Your Eyes May Tell The Tale Of Alzheimer’s Onset

[ Watch the Video: Vision Loss Linked With Alzheimer’s Disease ]

Susan Bowen for redOrbit.com – Your Universe Online

In the future, your optometrist may be the first person to realize that you could have Alzheimer’s disease (AD). An international team of researchers has discovered the loss of a particular layer of retinal cells may reveal the presence of the disease.

Led by R.C. Chang from the University of Hong Kong, along with researchers from Georgetown University Medical Center (GUMC) made the connection by studying a layer of the eye that had not previously been investigated. They will present their findings at Neuroscience 2013, the meeting of the Society for Neuroscience.

“The retina is an extension of the brain so it makes sense to see if the same pathologic processes found in an Alzheimer’s brain are also found in the eye,” explains R. Scott Turner, MD, PhD, director of the Memory Disorders Program at GUMC and a member of the team. “We know there’s an association between glaucoma and Alzheimer’s in that both are characterized by loss of neurons, but the mechanisms are not clear.”

Glaucoma is a group of eye conditions resulting in damage to the optic nerve, and it may cause loss of vision. Usually the condition is caused by abnormally high pressure inside the eye, according to the Mayo Clinic. Turner says that researchers are increasingly seeing glaucoma as a neurodegenerative disease similar to AD.

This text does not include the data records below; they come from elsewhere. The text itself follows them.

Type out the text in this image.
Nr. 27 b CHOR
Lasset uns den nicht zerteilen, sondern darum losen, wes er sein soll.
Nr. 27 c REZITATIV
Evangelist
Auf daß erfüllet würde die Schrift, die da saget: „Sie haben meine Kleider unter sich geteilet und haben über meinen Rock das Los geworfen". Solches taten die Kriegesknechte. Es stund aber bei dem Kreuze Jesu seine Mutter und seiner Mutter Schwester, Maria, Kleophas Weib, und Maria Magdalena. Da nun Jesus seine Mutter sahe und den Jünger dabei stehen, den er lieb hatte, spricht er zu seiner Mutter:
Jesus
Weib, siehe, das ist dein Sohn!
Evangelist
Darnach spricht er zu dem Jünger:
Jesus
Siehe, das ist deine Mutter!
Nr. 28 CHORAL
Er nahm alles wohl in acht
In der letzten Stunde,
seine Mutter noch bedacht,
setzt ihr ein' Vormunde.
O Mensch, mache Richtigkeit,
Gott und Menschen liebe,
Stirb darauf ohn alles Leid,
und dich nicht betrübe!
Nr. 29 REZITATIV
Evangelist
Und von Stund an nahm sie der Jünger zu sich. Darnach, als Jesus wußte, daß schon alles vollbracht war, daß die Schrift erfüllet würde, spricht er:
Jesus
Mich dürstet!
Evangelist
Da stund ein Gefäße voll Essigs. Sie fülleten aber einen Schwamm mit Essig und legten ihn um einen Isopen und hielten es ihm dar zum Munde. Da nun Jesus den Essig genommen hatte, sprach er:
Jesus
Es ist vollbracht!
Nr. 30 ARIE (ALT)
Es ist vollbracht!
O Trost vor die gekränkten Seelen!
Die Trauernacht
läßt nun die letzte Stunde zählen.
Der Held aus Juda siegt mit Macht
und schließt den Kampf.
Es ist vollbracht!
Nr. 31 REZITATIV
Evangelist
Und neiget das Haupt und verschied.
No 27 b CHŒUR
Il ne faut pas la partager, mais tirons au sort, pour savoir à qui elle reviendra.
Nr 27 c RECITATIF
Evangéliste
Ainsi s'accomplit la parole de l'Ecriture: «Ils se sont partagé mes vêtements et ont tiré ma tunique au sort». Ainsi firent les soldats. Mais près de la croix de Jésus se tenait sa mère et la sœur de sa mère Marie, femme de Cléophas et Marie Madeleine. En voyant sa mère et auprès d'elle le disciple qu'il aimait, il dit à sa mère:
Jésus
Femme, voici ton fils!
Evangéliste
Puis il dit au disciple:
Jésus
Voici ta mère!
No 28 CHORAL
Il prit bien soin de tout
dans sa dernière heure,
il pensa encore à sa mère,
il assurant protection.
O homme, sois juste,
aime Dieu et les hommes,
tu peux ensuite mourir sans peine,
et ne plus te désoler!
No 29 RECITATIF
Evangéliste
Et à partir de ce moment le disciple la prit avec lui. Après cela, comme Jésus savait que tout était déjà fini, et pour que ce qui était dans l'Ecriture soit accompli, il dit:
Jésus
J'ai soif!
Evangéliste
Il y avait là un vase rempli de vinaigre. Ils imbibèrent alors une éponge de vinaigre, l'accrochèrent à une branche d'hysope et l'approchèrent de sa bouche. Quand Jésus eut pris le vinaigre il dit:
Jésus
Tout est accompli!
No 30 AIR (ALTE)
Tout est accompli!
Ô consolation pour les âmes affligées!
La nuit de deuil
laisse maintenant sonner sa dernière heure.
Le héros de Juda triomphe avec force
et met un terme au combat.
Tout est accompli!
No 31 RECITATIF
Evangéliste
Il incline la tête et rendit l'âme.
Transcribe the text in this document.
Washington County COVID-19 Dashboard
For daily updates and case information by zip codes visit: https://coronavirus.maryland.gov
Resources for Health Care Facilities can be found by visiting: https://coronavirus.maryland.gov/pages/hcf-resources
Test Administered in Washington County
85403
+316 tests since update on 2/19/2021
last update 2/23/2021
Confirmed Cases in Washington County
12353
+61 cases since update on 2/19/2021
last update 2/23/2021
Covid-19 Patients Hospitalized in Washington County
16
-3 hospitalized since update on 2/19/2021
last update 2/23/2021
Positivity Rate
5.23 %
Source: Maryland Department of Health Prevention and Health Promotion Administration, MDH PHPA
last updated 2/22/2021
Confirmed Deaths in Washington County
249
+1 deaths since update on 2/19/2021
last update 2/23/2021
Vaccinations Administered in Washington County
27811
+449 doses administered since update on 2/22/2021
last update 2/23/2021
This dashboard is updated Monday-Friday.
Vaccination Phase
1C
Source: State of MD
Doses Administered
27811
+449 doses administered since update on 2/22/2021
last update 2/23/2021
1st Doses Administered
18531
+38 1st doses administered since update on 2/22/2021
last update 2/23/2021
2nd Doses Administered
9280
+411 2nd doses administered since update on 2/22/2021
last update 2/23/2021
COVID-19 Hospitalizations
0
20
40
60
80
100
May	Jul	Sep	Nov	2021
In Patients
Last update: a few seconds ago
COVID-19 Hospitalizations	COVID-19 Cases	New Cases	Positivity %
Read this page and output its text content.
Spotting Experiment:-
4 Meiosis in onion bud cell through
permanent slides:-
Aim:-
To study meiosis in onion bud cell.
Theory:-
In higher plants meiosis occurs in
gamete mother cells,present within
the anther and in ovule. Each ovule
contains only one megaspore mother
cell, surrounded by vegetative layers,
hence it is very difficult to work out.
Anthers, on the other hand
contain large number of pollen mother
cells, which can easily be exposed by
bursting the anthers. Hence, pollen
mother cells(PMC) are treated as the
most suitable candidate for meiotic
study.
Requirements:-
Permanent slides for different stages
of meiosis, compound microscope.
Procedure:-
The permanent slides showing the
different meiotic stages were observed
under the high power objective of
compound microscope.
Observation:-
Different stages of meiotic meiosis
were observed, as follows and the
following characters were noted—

The neuroscientists used genetically-engineered mice designed to develop Alzheimer’s for their research. In the eye, two cell layers transmit information, by way of the optic nerve, into the brain. These are the retinal ganglion layer and the inner nuclear layer. Most previous research has focused on the retinal ganglion layer. When the researchers measured the retinas of the Alzheimer’s mice, they found both layers had a significant loss of thickness. The inner nuclear layer had a 37 percent loss of neurons, and the retinal ganglion layer had a 49 percent loss when compared to healthy mice of the same age.

In humans, the structure and thickness of the retina can easily be measured using optical coherence tomography. This technology is increasingly finding its way into both research and clinical settings.

Turner states, “This study suggests another path forward in understanding the disease process and could lead to new ways to diagnose or predict Alzheimer’s that could be as simple as looking into the eyes.”

These findings also offer new hope for glaucoma patients who may be helped by treatments developed for Alzheimer’s, since the two conditions have parallel disease mechanisms.

Other recent research offers hope of another way to detect Alzheimer’s at an earlier stage. Researchers at Johns Hopkins gave a battery of cognitive tests to both people who showed early signs of memory loss and normal healthy older adults. While the graph of scores for healthy people displayed a symmetrical bell-shaped curve, the graphs of people with dementia shifted to a more asymmetrical curve. This asymmetry is caused by an uneven disruption of mental processes, with some subtle declines appearing before other, more obvious ones. Noting this shift could become another tool for reassuring some people they did not have Alzheimer’s, while allowing others to begin interventions earlier.